I’ve got more styles coming out in the EP as well and in the freestyles I’m releasing and it’s definitely intentional! When I was growing up and even now I’m around people with a very varied music taste. My dad used to play Eric Clapton, the Eagles, Santana etc. to me when I was younger. My neighbour and best mate was Ghanaian/WSHH obsessed at one point and put me on to hip hop I would’ve never heard. At university people in my dorm (and me) thought Avicii’s ‘Levels’ was the crowning achievement of human existence. I also did a few battles for the now-dead battle rap league Don’t Flop – people there were obsessed with technical hip hop like Ocean Wisdom and Nas.
I think I picked up bits and pieces from everyone. I loved that different beat styles and different rap styles could prompt such different emotional reactions. That made me want to learn as many different techniques as I can.
On top of that – any artist that survives over time needs to be able to switch up their style. Look at early Kanye old vs Kanye now. Whether-or-not you like it – he’s stayed current. As much I love Talib Kweli and Common, you can’t say the same about them.
What have you got planned for 2018?
Mainly this new EP which I cannot wait for because it so much better than my old stuff. I want to push this hard because I believe it’s got something to it.
Have you got any live shows coming up?
Yes indeed! Playing at Amplify in Bristol in April – which is of course run by you guys at Wordplay! Then I’ve got a Sofar sounds in Manchester.
Playing less shows right now because I’m focussed on making some cool music.
Is there any advice you’ve got for budding musicians?

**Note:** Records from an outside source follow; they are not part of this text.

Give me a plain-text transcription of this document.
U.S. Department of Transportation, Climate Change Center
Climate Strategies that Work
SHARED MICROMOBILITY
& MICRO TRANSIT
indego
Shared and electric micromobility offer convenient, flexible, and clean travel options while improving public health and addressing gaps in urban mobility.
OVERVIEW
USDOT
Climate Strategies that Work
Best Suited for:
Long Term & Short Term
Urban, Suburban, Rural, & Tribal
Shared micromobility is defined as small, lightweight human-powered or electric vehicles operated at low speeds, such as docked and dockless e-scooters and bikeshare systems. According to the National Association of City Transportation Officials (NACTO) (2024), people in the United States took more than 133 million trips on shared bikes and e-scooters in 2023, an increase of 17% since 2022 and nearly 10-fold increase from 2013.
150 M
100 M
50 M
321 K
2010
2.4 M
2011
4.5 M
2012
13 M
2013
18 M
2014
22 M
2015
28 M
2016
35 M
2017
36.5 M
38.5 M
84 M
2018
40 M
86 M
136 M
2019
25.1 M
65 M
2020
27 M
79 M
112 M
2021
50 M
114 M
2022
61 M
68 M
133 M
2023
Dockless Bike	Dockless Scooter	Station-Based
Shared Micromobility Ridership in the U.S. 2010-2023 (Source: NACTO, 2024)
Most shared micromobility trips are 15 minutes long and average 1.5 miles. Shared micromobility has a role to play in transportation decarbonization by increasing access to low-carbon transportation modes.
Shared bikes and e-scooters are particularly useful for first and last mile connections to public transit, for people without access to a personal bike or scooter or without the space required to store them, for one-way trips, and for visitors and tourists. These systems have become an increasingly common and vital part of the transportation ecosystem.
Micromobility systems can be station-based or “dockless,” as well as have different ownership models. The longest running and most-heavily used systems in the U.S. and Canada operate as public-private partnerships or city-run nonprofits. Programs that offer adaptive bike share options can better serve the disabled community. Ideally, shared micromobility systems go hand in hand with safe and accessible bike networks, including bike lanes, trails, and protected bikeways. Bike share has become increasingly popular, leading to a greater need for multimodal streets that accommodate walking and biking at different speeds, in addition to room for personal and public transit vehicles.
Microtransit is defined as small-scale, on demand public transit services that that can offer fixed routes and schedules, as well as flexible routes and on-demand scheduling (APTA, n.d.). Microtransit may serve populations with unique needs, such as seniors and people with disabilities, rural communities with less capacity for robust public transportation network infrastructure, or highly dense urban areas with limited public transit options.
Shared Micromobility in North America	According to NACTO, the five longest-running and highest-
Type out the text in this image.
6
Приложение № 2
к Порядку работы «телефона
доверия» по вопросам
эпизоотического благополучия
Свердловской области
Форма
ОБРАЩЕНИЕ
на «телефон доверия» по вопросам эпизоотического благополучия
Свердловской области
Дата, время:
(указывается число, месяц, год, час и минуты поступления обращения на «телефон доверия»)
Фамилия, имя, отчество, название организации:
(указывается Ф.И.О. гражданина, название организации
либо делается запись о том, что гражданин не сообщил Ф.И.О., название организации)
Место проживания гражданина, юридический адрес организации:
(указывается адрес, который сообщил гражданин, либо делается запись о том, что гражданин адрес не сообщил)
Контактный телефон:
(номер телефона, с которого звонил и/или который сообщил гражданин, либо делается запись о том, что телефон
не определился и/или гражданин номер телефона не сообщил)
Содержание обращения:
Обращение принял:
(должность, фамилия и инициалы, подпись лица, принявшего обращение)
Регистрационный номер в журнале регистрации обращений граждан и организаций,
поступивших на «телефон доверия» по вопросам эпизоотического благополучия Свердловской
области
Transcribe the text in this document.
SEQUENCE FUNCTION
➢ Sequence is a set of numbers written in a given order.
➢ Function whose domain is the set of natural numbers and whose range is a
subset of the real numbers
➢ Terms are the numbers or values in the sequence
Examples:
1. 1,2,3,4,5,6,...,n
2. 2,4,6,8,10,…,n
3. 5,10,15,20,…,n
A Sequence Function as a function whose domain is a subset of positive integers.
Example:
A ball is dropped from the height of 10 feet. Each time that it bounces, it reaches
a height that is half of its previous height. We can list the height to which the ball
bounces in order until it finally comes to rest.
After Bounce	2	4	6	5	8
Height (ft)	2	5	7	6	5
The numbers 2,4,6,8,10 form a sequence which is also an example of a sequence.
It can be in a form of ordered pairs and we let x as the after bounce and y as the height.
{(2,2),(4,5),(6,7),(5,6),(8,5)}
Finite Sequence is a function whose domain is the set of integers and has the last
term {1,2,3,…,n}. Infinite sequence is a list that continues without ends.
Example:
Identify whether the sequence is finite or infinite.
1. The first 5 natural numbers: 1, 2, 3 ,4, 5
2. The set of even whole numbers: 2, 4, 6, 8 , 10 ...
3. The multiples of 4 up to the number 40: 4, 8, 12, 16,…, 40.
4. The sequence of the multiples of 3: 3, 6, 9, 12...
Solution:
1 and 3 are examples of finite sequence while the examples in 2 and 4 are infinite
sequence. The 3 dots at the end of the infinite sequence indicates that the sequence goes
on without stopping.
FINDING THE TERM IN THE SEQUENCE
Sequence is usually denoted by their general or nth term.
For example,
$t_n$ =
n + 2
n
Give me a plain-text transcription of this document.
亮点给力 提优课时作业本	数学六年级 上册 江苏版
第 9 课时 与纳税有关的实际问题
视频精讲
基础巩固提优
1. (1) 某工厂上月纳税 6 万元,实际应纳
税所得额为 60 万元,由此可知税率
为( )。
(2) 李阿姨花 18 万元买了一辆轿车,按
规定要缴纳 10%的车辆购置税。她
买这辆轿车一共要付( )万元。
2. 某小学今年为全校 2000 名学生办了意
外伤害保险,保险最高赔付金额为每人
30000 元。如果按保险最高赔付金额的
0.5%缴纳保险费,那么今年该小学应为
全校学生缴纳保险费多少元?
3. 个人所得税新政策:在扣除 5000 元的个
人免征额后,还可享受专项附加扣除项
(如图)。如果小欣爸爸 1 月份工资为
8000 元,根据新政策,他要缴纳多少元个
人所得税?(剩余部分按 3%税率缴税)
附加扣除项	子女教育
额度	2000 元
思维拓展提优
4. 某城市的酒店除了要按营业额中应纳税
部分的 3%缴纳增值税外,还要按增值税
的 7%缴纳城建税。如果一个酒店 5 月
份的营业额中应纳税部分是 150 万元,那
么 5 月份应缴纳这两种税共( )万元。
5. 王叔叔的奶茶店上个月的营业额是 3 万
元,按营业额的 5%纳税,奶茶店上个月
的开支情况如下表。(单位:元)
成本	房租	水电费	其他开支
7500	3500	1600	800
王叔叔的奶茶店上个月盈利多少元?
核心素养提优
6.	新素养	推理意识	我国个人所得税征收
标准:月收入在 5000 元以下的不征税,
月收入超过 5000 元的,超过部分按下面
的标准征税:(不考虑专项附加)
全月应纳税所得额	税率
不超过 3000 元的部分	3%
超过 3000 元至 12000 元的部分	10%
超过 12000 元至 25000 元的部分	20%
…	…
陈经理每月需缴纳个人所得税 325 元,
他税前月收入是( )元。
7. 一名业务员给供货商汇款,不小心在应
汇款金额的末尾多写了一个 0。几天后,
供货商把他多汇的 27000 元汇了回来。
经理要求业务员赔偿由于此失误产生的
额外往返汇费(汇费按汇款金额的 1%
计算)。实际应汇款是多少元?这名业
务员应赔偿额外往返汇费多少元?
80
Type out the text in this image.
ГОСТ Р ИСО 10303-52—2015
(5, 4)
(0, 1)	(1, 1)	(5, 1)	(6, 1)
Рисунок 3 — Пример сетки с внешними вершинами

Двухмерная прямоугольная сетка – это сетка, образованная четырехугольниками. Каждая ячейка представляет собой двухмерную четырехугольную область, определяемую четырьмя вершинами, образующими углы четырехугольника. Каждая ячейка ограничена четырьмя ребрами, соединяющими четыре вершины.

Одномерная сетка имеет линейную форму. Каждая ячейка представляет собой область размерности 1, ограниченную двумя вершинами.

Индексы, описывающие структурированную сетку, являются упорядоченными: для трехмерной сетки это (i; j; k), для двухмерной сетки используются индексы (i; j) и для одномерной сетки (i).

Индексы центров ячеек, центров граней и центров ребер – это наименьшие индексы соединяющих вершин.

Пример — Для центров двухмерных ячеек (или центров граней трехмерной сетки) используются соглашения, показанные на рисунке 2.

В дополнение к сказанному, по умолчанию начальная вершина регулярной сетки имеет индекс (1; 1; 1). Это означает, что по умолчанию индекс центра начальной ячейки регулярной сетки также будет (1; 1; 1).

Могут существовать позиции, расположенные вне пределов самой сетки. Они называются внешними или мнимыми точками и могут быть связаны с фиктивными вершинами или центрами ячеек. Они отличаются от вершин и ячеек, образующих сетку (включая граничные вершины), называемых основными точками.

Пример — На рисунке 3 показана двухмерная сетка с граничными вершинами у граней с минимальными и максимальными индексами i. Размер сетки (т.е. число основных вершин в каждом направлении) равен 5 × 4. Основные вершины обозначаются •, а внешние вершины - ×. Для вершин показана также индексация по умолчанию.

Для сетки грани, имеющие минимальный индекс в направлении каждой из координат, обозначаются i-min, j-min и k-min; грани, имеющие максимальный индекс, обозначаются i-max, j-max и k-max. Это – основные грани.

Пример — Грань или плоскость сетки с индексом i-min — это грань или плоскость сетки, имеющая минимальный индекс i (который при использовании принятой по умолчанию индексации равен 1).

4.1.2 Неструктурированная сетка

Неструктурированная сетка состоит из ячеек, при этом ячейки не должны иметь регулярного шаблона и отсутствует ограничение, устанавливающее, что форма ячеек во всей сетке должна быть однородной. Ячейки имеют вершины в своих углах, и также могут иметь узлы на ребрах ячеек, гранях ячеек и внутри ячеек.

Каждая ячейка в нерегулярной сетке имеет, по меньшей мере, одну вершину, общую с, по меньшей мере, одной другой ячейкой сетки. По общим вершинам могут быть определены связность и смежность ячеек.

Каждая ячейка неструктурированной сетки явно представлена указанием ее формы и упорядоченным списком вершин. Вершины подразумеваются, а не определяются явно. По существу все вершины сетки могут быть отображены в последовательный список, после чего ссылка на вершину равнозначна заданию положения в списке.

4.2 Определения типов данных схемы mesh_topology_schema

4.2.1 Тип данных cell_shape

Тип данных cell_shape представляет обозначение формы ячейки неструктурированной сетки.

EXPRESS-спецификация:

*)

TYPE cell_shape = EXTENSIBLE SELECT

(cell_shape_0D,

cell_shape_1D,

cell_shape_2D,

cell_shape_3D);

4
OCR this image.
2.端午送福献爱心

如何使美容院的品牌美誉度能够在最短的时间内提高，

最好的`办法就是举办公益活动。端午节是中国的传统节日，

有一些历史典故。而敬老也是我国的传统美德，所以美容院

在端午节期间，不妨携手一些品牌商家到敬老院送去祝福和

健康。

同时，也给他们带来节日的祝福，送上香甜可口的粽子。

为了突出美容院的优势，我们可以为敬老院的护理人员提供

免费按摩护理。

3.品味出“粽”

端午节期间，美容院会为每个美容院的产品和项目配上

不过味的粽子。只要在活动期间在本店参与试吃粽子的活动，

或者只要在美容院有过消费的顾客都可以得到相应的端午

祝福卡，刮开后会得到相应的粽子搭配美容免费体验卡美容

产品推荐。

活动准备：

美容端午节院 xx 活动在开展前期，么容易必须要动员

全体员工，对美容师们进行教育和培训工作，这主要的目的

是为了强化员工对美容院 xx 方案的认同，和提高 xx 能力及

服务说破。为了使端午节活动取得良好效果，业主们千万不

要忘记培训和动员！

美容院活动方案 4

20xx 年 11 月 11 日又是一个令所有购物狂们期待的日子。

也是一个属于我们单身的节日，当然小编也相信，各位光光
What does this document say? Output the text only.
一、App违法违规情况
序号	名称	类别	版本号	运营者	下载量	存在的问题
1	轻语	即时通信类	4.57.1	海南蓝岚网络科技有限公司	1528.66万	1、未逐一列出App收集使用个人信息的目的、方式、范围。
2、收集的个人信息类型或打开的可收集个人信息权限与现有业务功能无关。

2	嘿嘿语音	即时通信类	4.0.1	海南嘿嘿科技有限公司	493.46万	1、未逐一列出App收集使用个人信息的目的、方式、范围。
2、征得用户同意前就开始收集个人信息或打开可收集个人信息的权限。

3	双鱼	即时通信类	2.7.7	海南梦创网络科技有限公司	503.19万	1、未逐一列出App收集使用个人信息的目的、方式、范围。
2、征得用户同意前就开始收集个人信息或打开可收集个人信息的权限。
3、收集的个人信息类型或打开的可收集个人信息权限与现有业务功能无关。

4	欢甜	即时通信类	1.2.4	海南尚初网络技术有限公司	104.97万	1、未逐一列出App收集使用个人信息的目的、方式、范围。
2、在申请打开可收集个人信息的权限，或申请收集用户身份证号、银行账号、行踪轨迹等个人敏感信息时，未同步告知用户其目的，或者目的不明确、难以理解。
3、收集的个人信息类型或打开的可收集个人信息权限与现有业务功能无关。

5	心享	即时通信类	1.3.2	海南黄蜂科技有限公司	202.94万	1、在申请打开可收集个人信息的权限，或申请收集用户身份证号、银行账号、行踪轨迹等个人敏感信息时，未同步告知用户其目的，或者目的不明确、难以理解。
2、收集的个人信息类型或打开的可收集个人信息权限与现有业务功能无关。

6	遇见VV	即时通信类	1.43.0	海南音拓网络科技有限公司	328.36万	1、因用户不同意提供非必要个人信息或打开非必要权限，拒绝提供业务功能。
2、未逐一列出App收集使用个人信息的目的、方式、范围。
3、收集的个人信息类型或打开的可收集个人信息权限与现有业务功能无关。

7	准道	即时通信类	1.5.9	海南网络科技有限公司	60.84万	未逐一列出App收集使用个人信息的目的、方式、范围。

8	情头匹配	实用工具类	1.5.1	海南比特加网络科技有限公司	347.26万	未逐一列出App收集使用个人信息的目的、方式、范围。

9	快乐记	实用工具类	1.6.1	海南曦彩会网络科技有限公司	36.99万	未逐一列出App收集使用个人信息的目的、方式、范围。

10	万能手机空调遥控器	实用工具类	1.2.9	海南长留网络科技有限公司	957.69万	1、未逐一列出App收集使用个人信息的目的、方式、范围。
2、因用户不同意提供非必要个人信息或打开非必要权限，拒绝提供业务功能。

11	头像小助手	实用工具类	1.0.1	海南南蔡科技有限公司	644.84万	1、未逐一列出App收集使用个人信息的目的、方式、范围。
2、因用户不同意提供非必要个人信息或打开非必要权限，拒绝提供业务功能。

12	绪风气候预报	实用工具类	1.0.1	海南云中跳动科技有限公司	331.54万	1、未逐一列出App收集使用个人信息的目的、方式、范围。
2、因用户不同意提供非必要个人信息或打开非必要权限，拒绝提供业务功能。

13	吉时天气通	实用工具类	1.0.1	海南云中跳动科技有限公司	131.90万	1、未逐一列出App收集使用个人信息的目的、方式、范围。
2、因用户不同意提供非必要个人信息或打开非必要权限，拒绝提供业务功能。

There are three quotes which I love and I think anyone, not just budding musicians, should try build them as mantras into their life:
“Make your old material look trash”
“Talent is overrated”
“Get so good they can’t ignore you”
Ok! So that’s Hyphen in a nutshell. We’re excited to see the next steps for Hyphen. He’s an honest, intelligent, creative and driven MC with a knack for creating catchy yet introverted lyrics that are relatable, fused with great beats. Keep an eye out for more Wordplay X Hyphen activity!